I calculated the eigenvalues: $k_{1}=0=k_{2}, k_{3}=14$,
and the eigenvector $v_{1}=(-2,1,0), v_{2}=(1,2,3), v_{3}=(3,6,-5)$
I don't know if this is usefull in order to diagonalize or to see when is $Q=0$
On
If $v=(x,y,z)$ is an eigenvector for the eigenvalue $0$, then $v^\mathrm{T} Q v = v^\mathrm{T} 0\cdot v = 0$; but you also have $Q(x,y,z)= v^\mathrm{T} Q v$ by definition, so you obtain a solution. Reciprocally, if $Q(x,y,z)=0$, then $v^\mathrm{T} Q v = 0$. Here, if I recall the theorems about the kernel of a bilinear form in finite dimension, this is equivalent to saying that $v\in\ker Q$. So to solve $Q(v)=0$, you only need the eigenvectors for the eigenvalue $0$; however, for the diagonalization, all eigenvectors are going to be useful (in an orthonormal basis of eigenvectors, the linear form $Q$ will be diagonal with the eigenvalues on its diagonal; and the transform matrix to get from the canonical basis to this basis of eigenvectors is easily derived from the eigenvectors themselves, once you have them).
You can also do that without ever seeing a matrix, by repeated square completions: that's called Lagrange reduction method. I am not saying that's the best way to answer such a question in general, although it is quite efficient in low dimensions. And here it can be done really fast: there is only one step.
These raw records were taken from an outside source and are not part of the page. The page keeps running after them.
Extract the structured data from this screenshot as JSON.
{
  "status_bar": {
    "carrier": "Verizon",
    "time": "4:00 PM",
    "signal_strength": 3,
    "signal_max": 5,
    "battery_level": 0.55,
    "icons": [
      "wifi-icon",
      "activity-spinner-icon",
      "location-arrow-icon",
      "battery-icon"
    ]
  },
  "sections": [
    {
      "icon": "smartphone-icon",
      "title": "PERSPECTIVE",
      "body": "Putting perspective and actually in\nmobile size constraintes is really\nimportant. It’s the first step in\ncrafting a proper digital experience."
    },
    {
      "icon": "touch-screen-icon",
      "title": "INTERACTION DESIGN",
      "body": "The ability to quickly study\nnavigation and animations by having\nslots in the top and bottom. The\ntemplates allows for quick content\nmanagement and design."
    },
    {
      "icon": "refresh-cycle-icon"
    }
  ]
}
$$ x^2 + 4y^2 + 9z^2 + 4xy + 6xz+ 12yz $$ $$ =\underbrace{x^2+4x\left(y+\frac{3}{2}z\right)}_{\mbox{square to be completed}}+4y^2 +9z^2+12yz $$ $$ =\left(x+2\left(y+\frac{3}{2}z\right)\right)^2-\left(2\left(y+\frac{3}{2}z\right)\right)^2+4y^2 +9z^2+12yz $$ $$ =(x+2y+3z)^2. $$ Conclusion: the quadratic form $Q$ is positive semidefinite with signature $(1,0)$. And it is zero on the hyperplane (=two-dimensional space) $$ \{(x,y,z)\in\mathbb{R}^3\,;\,x+2y+3z=0\}. $$